So I got into a fight the other day on Twitter. It wasn’t with a random account, but with pseudo-Nobel Laurette Paul Romer. Romer decided to take a break from his busy schedule being an economist to moonlight as an epidemiologist with this banger of a tweet:


I snarkily replied with “Normally when estimates have error bars this large you should quickly dismiss them and ignore the rest of the output of the modeling group that produced them” and we were off to the races. I stand behind my tweet; the error bars here are unusably large. For having the gall to question him and not shrink away when he replied, I am now blocked.
Let’s dig into why he is wrong and some philosophical disagreements on modeling.
Methodology issues
Romer, in the unlimited wisdom that is bestowed on you when you receive a Ph.D. in Economics from the Univerity of Chicago, made a giant methodological mistake. To come up with his numbers Romer took an early mortality prediction from the United Kingdom. With this prediction in hand, he multiplied it by the population ratio between the United Kingdom and the United States (1:5).

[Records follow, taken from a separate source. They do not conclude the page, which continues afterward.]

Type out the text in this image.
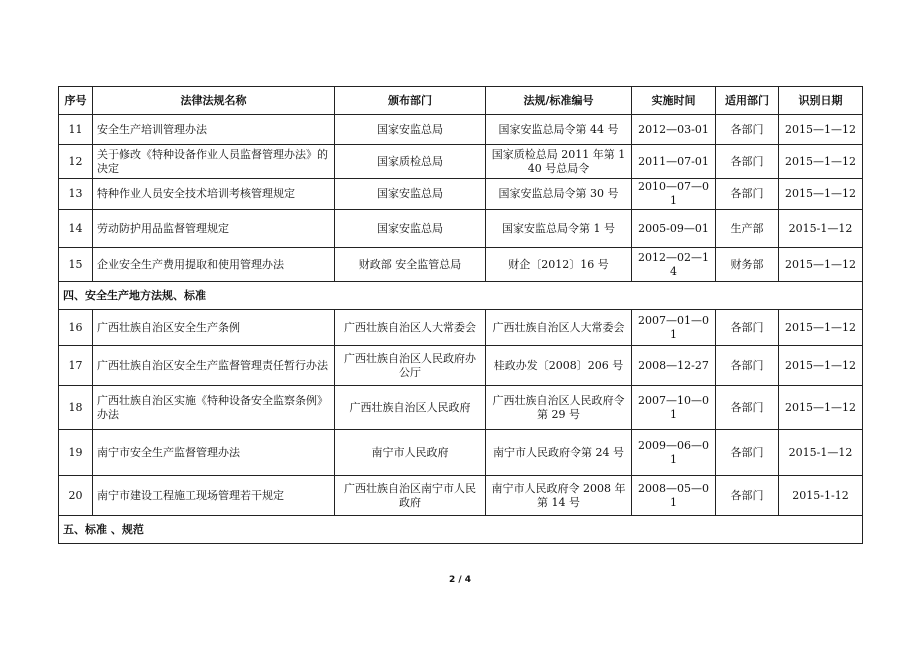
序号	法律法规名称	颁布部门	法规/标准编号	实施时间	适用部门	识别日期
11	安全生产培训管理办法	国家安监总局	国家安监总局令第 44 号	2012—03-01	各部门	2015—1—12
12	关于修改《特种设备作业人员监督管理办法》的决定	国家质检总局	国家质检总局 2011 年第 140 号总局令	2011—07-01	各部门	2015—1—12
13	特种作业人员安全技术培训考核管理规定	国家安监总局	国家安监总局令第 30 号	2010—07—01	各部门	2015—1—12
14	劳动防护用品监督管理规定	国家安监总局	国家安监总局令第 1 号	2005-09—01	生产部	2015-1—12
15	企业安全生产费用提取和使用管理办法	财政部 安全监管总局	财企〔2012〕16 号	2012—02—14	财务部	2015—1—12
四、安全生产地方法规、标准						
16	广西壮族自治区安全生产条例	广西壮族自治区人大常委会	广西壮族自治区人大常委会	2007—01—01	各部门	2015—1—12
17	广西壮族自治区安全生产监督管理责任暂行办法	广西壮族自治区人民政府办公厅	桂政办发〔2008〕206 号	2008—12-27	各部门	2015—1—12
18	广西壮族自治区实施《特种设备安全监察条例》办法	广西壮族自治区人民政府	广西壮族自治区人民政府令第 29 号	2007—10—01	各部门	2015—1—12
19	南宁市安全生产监督管理办法	南宁市人民政府	南宁市人民政府令第 24 号	2009—06—01	各部门	2015-1—12
20	南宁市建设工程施工现场管理若干规定	广西壮族自治区南宁市人民政府	南宁市人民政府令 2008 年第 14 号	2008—05—01	各部门	2015-1-12
五、标准 、规范						
2 / 4
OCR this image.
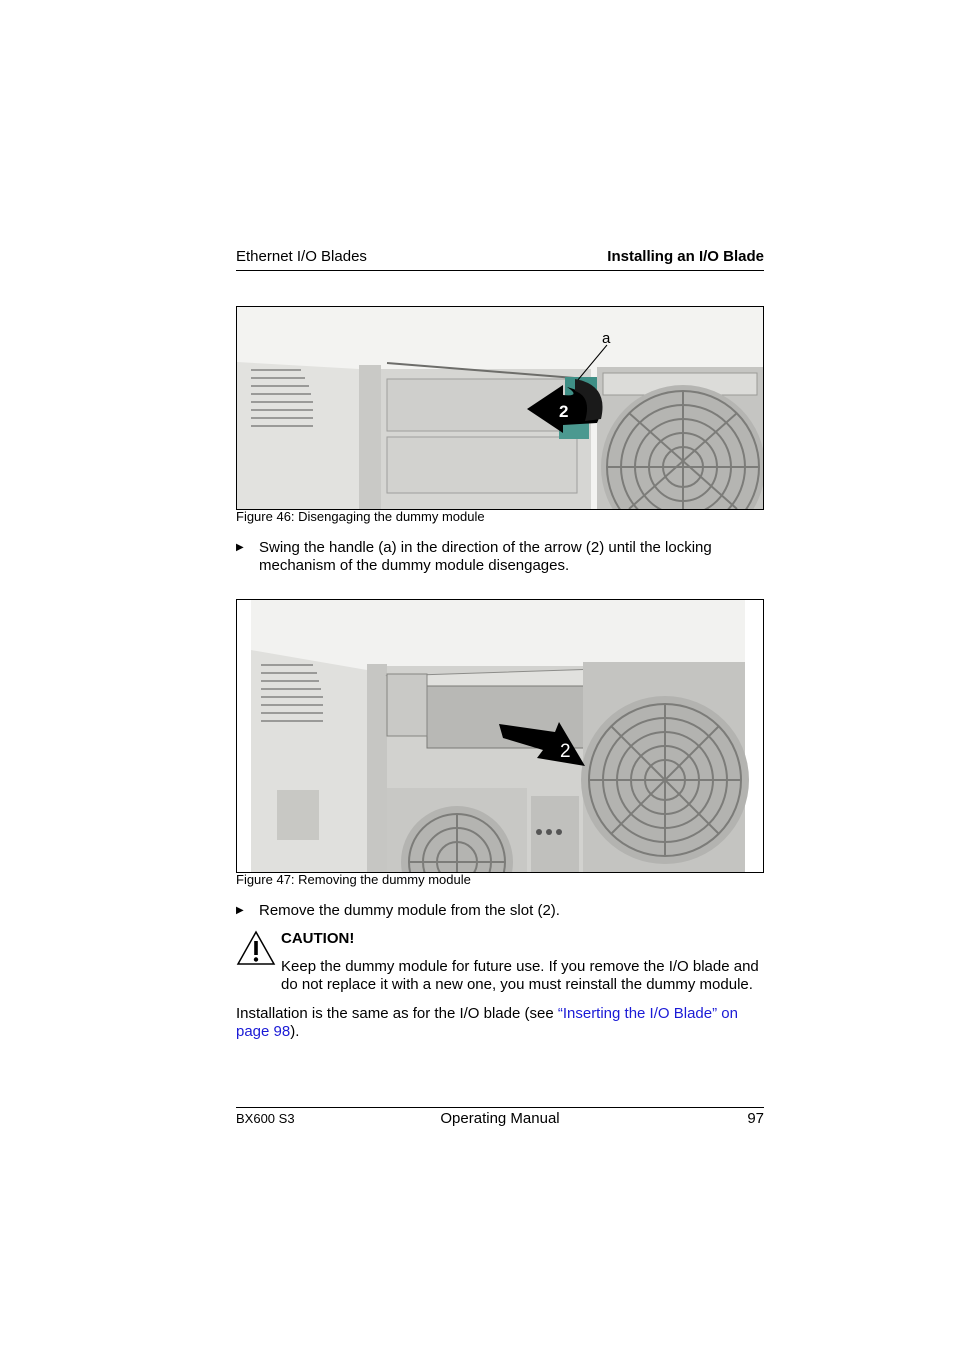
Ethernet I/O Blades	Installing an I/O Blade
a
2
Figure 46: Disengaging the dummy module
▶ Swing the handle (a) in the direction of the arrow (2) until the locking mechanism of the dummy module disengages.
2
Figure 47: Removing the dummy module
▶ Remove the dummy module from the slot (2).
CAUTION!
Keep the dummy module for future use. If you remove the I/O blade and do not replace it with a new one, you must reinstall the dummy module.
Installation is the same as for the I/O blade (see “Inserting the I/O Blade” on page 98).
BX600 S3	Operating Manual	97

This is a fine back-of-the-napkin way of sketching out super-rough predictions, like a Fermi problem, but it is not robust. Romer made the fatal error of assuming that two separate populations would be affected by a disease in the same way and the only difference is the scale. It would be like saying that because Zimbabwe had 310,000 cases of Malaria in 2019, the United States should have about 6.8 million cases because it is 22 times larger. The US actually had about 2,000 cases none of which were acquired in the US because of malaria control practices in the 1950s.
The US and UK differ in several ways. The case facility rate has been dropping in the United Kingdom compared to the United States over the past year. Additionally, the UK is more vaccinated than the US and has a higher uptake of booster shots. On the other hand, the US is mostly vaccinated with Pfizer and Moderna while the UK is mostly AstraZeneca. New data shows that while AstraZeneca protects against severe illness and death after 6 months it might not provide much protection against the initial infection by the omicron variant. It is plausible that in a country with more AstraZeneca vaccinations, unvaccinated people would be exposed quicker than in a country with more Pfizer and Moderna.
The original UK numbers were run a bit ago when details about omicron were far murkier than they are today. That isn’t to say that we have a firm idea of exactly what omicron is supposed to do, but we have new data coming out of Gauteng. This data shows a peak below that of the delta wave 6 months ago. I would be interested to know how much tighter the error bars get on those UK predictions with this additional data.


With all of this, you need to run slightly more sophisticated math than multiplying by the population ratio to come up with a peak number of deaths in the United States. There are too many changes in underlying possible explanatory covariates to just wave them away. You especially don’t dismiss people who question your numbers as not understanding uncertainty and shout about “that’s what the numbers say”.
About those error bars
The number that Romer came up with is 3,000 to 30,000 deaths per day. This is a massive range that is too big to make decisions off of. On one hand, 3,000 deaths per day is about the peak of the last big wave in the US. To combat it, you need to do much of what the US has done over the past 2 years. On the other hand, 30,000 deaths per day is unfathomably horrific. There are the same number of fatalities in motor vehicle crashes each year in the United States. I would have significant concerns that the social fabric of the US could not survive it. At 30,000 deaths per day (600,000 deaths per month), COVID becomes an epistemic threat to the future of humanity and the door opens to much more painful measures.
Faced with these numbers, what is a policymaker or citizen supposed to do? The kind of responses to the top-end scenario infringe on the civil liberties of citizens quite a bit to stop the spread. At the same time, elected officials would like to avoid being in office when mass graves are dug as a consequence of their decision. Worst case, policymakers become Buridan's Donkey between two bales of hay unable to make a decison so they choose to do nothing.
What are models for
George Box famously said, “all models are wrong, but some are useful.” With this in mind, I am a firm proponent that public-health models exist to be used to help make decisions. Models that are so uncertain of their outputs that a reasonable viewer can not interpret the results in a meaningful way should not get released. To me, this is a core part of research ethics.
In this case, we have a very high amount of uncertainty in a rapidly changing landscape. More data to refine a model was coming in by the day. Knowing that, modelers should resist the temptation to be first and hold off on releasing estimates until there is enough data to make reasonably certain estimates. The risk of causing excess deaths by overshooting and causing a backlash or undershooting and not suggesting a much lower number of fatalities is too high.